Hans Schadee, Paolo Segatti e Cristiano Vezzoni hanno scritto un bel testo dal titolo L’apocalisse della democrazia italiana. Alle origini di due terremoti elettorali, appena uscito per Il Mulino. Un titolo dove, è bene chiarirlo, apocalisse è inteso in senso etimologico come scoperta, disvelamento. La chiave esplicativa fondamentale è che non siano cambiati in modo radicale i punti di vista degli elettori sulle policies, al massimo ne sia cambiato il grado di importanza, ma che piuttosto sia crollata l’autorevolezza, la capacità a risolvere i problemi, delle due forze su cui si era fondato il secondo sistema dei partiti, Pd e Forza Italia. Gli elettori, a un certo punto, sulla base di questi “fattori di repulsione” (pag. 12), hanno quindi preferito «un salto nel buio» (pag. 10). È calata la “reputazione” del partito prima votato (pag. 148) più di quanto non siano cambiate le proprie specifiche opinioni.

In particolare l’apparizione sul lato dell’offerta del M5s ha consentito di calamitare lì i voti dei delusi, superando la difficoltà preesistente a cambiare campo tra centrodestra e centrosinistra che bloccava gran parte dell’elettorato (pagg. 20 e 101). Un muro che di per sé sarebbe invece “ancora ben presente” (pag. 60). Il M5s ha quindi avuto successo perché ciascuno, uscendo dal proprio partito, vi ha voluto vedere le cose più simili alle proprie opinioni. Il M5s, come sostenuto da Kriesi, avrebbe avuto successo come «un partito populista di centro» raccogliendo elettori moderati sulle policies, ma radicali contro il funzionamento della democrazia rappresentativa (pag. 151). I due passaggi che hanno inciso sono stati nel 2011 la caduta del Governo Berlusconi con i partiti ancora impreparati a presentare un’alternativa e che hanno finito per delegare la gestione della fase solo a un governo tecnico, una confessione di impotenza ben più forte che non una Grande Coalizione esplicita, e poi il passaggio del referendum costituzionale, avvenuto mentre il debole miglioramento dell’economia non spostava la rassegnazione dell’elettorato rispetto all’incapacità delle forze politiche di cambiare effettivamente la situazione (pagg. 60 e 121) e che quindi in sostanza fu soprattutto un giudizio sul governo e prescindere dal merito (pag. 138). Il salto nel buio è andato a chi (Lega, M5s) era non casualmente rimasto all’opposizione in tutto il periodo considerato (pag. 122).
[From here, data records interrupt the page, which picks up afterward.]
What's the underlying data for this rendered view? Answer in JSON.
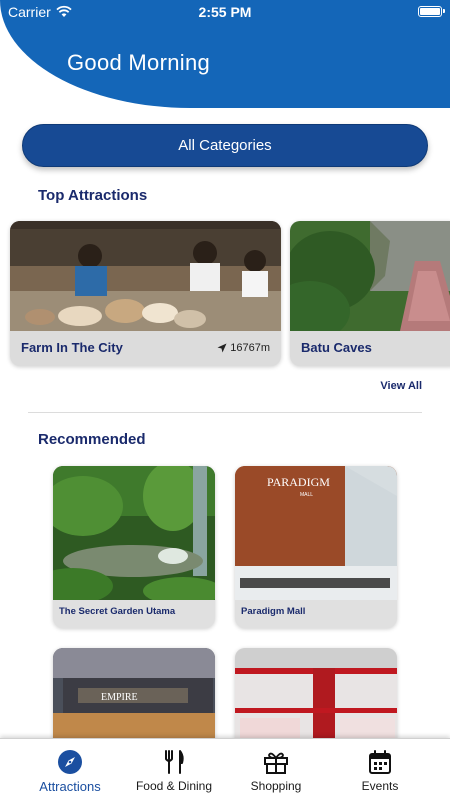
{
  "status_bar": {
    "carrier": "Carrier",
    "time": "2:55 PM"
  },
  "header": {
    "greeting": "Good Morning"
  },
  "category_button": {
    "label": "All Categories"
  },
  "top_attractions": {
    "title": "Top Attractions",
    "view_all": "View All",
    "items": [
      {
        "name": "Farm In The City",
        "distance": "16767m"
      },
      {
        "name": "Batu Caves"
      }
    ]
  },
  "recommended": {
    "title": "Recommended",
    "items": [
      {
        "name": "The Secret Garden Utama"
      },
      {
        "name": "Paradigm Mall"
      },
      {
        "name": ""
      },
      {
        "name": ""
      }
    ]
  },
  "tab_bar": {
    "tabs": [
      {
        "label": "Attractions",
        "icon": "compass-icon",
        "active": true
      },
      {
        "label": "Food & Dining",
        "icon": "fork-knife-icon",
        "active": false
      },
      {
        "label": "Shopping",
        "icon": "gift-icon",
        "active": false
      },
      {
        "label": "Events",
        "icon": "calendar-icon",
        "active": false
      }
    ]
  },
  "colors": {
    "primary": "#1466b8",
    "button": "#174a94",
    "heading": "#1a2a6c"
  }
}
Il Volume presenta poi un bel capitolo (il settimo) sulle contestazioni alla democrazia rappresentativa, convergenti, ma diverse. Mentre nell’ottica del M5s il problema è rappresentato dall’eccessiva autonomia degli eletti, in quella della Lega il nodo è l’eccesso di influenza delle élites. Nel primo caso, quindi, la soluzione è l’innesto di forme di democrazia diretta, mentre nel secondo è la delega plebiscitaria al leader (pag. 123). Nonostante tutti i limiti dei partiti e della democrazia rappresentativa, e i possibili correttivi da introdurre, troviamo qui alcune scorciatoie che gli autori ben confutano. Queste spinte, e in particolare la prima, tendono a veicolare l’immagine che, al netto degli eletti e delle élites, i cittadini di per sé tenderebbero a pensarla allo stesso modo, sottovalutando i conflitti reali nella società. È un’idea distorta che sulla scia di Hibbling e Morse gli autori definiscono “democrazia invisibile” o “impolitica” (pag. 155).